这次倒是岳少楠先笑出来:“等你什么时候学会负责任了再让她去分吧。”
美羊羊和灰太狼(修)
前一刻还在笑吟吟的魏东遥忽然就停了车,顾颖鹿也回了神,有些摸不着头脑的看着他下了车,背对着她,半倚半坐的靠到车头前。暮色四合,浅冬特有的林间岚霭披了他一身,那背影看起来竟有几分说不出的萧索倦怠。
山路逼仄,好在来往的车辆不多,顾颖鹿按下双闪后也下了车。清泠的山风瑟瑟在耳畔穿行,打火机咔嗒一声生脆的轻响,一簇俨蓝色的火苗从他指间跳动出来,映亮了他的脸庞,眼睫低垂,看不清表情,英挺的鼻梁和清晰的唇线,勾勒出一幅至臻完美的素描构图,看起来正是
“天然一段风马蚤,全在眉梢,平生万种情思,悉堆眼角”。
顾颖鹿估计自己这会儿看起来大概是像个流着口水的灰太狼,面前的则是那只最为粉嫩嫩的美羊羊。下一刻,顾颖鹿则突然“哎呀”一声惊跳。
魏东遥看看她,没作声,只又扭回脸半仰了头,露出一小段修长的脖颈弧度。顾颖鹿觉得自己一定是在吞口水,魏东遥仿佛有感应般,向空气里悠悠的吐了个烟圈后,头也不回的就问:
“怎么?研究好怎么吃掉喜羊羊,又突然发现忘了带餐具?”
“……你你……你……什么时候看的这!种!动画片?”顾颖鹿在这样惊骇的认知下,把刚想起来的事再次丢到脑后。
他自然是不稀去看这么幼稚的动画片,可是禁不住她会去看,偏偏看完了还要在他耳边嘟囔什么“嫁人要嫁灰太狼”,于是就手贱的去买了整套的碟片回来。bose panaray音响,2k级数字放映机,200寸超宽屏幕,他却用来去观赏一群傻羊斗一头笨狼,看的他更觉得自己还真是手贱啊!

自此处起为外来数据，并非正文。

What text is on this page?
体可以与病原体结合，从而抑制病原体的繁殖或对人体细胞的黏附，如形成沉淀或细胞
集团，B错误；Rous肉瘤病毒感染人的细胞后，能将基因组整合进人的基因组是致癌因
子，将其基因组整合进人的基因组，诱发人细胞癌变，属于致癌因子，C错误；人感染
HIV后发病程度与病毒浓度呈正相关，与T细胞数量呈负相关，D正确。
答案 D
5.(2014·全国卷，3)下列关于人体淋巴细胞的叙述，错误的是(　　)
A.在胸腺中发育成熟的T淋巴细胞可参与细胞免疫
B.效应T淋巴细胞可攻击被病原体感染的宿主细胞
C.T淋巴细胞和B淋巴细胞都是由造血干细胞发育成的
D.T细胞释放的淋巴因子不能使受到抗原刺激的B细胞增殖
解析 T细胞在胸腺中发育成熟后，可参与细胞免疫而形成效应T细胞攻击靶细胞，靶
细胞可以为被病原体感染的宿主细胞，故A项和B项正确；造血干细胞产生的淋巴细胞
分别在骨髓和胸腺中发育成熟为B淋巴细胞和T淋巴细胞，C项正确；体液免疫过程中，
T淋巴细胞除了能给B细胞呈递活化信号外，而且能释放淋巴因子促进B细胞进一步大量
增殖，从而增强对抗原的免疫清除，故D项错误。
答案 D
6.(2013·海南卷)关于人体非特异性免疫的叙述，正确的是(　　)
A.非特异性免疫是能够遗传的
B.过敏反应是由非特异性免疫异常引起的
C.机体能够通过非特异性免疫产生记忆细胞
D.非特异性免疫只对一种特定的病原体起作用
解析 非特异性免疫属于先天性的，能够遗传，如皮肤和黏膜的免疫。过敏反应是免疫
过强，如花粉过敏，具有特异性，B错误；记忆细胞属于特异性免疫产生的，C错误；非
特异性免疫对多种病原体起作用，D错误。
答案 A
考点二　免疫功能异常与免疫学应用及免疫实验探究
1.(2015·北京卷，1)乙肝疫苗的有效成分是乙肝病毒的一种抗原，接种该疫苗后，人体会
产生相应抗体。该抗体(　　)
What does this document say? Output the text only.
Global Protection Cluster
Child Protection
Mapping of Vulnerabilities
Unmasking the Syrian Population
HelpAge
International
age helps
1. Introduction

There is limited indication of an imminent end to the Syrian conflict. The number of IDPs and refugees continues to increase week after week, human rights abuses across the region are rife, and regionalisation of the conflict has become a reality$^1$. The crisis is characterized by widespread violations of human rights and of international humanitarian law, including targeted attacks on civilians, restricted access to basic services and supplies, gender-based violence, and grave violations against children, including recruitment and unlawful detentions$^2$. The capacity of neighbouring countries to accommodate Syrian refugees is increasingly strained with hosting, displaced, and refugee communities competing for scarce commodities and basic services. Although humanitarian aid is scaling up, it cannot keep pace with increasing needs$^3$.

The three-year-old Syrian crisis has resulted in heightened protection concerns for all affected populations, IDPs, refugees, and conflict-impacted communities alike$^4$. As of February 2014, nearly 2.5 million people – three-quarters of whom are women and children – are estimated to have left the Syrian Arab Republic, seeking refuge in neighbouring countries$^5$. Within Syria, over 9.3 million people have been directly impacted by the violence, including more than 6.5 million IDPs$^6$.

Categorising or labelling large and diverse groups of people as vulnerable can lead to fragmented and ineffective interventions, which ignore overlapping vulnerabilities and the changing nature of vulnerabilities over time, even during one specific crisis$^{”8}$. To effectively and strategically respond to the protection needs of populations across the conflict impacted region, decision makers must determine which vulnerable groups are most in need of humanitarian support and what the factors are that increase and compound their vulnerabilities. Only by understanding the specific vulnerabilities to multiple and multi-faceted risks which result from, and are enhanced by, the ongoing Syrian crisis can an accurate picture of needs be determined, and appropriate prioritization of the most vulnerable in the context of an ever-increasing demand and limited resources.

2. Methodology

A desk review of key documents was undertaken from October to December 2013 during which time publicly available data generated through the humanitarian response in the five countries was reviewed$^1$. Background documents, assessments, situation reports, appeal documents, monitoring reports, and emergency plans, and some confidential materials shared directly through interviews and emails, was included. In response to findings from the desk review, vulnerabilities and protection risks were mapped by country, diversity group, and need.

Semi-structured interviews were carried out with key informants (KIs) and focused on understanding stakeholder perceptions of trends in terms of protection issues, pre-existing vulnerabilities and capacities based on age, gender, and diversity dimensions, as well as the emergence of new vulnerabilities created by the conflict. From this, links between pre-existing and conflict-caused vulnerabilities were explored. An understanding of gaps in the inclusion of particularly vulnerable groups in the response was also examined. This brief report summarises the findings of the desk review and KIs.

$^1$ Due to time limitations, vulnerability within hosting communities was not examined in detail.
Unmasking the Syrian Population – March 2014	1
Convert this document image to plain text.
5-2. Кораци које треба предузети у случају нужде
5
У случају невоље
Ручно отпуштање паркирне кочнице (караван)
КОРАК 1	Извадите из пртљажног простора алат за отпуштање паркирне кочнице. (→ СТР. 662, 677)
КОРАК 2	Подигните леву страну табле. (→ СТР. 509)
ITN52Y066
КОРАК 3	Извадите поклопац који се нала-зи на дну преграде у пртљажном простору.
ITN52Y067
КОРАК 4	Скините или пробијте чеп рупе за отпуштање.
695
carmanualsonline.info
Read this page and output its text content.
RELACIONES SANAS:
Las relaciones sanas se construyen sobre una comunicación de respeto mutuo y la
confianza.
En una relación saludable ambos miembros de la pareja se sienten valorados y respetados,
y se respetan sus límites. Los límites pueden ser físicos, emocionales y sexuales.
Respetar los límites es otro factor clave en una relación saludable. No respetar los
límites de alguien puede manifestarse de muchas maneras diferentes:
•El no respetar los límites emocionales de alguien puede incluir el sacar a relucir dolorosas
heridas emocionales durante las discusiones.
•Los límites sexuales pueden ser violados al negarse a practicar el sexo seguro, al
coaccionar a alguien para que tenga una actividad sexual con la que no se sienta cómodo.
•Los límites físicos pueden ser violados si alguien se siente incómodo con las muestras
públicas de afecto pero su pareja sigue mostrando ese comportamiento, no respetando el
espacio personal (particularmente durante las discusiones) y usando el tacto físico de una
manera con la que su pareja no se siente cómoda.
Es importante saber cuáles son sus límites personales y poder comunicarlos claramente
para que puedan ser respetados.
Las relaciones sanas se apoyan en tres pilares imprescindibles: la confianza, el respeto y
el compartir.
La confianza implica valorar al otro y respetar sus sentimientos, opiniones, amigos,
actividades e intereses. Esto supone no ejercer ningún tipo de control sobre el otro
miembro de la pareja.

东遥藐了她一眼,仍是懒洋洋的口气:“说吧,想起什么来了。”
顾颖鹿却犹豫起来,伸出一根手指下意识的按到自己嘴边,对着细白的指尖轻轻咬了咬。
魏东遥喉结动了动,清咳一声转过视线不再看她。心里有点气恼,打认识她起就是这个毛病,一紧张就咬手指,难道就不知道这个动作很引人……呃……吗。这样想着,话也跟着出来:
“你瞧瞧你这副灰太狼样儿,犹犹豫豫,磨磨蹭蹭,难怪每次都能被喜羊羊找破绽逃掉。”
我的天!这显然不仅是看了,还是高段选手啊!顾颖鹿简直要为自己的这个发现疯掉了,骇笑的说:“我其实,刚才想的是美羊羊……”
东遥却没再理她,默默抽完剩下的烟,又点了一支。
顾颖鹿也只有无可奈何的看着他玩深邃。忽然听他似乎说了一句:“过来。”顾颖鹿有点迟疑,以为听错了。
魏东遥不耐烦的勾了勾下巴,沉声说:“让你过来!”
顾颖鹿撇撇嘴,不满道:“你这是叫阿猫阿狗呢!我不就站在这儿,还怎么过来?”
两道星眸已靠近她眼前,在夜幕黯沉下显得格外明亮清晰,空气里也立刻升起一些危险的气息。顾颖鹿忽然觉得自己全身的寒毛都要竖起来了,不由自主的就轻轻抖了一下。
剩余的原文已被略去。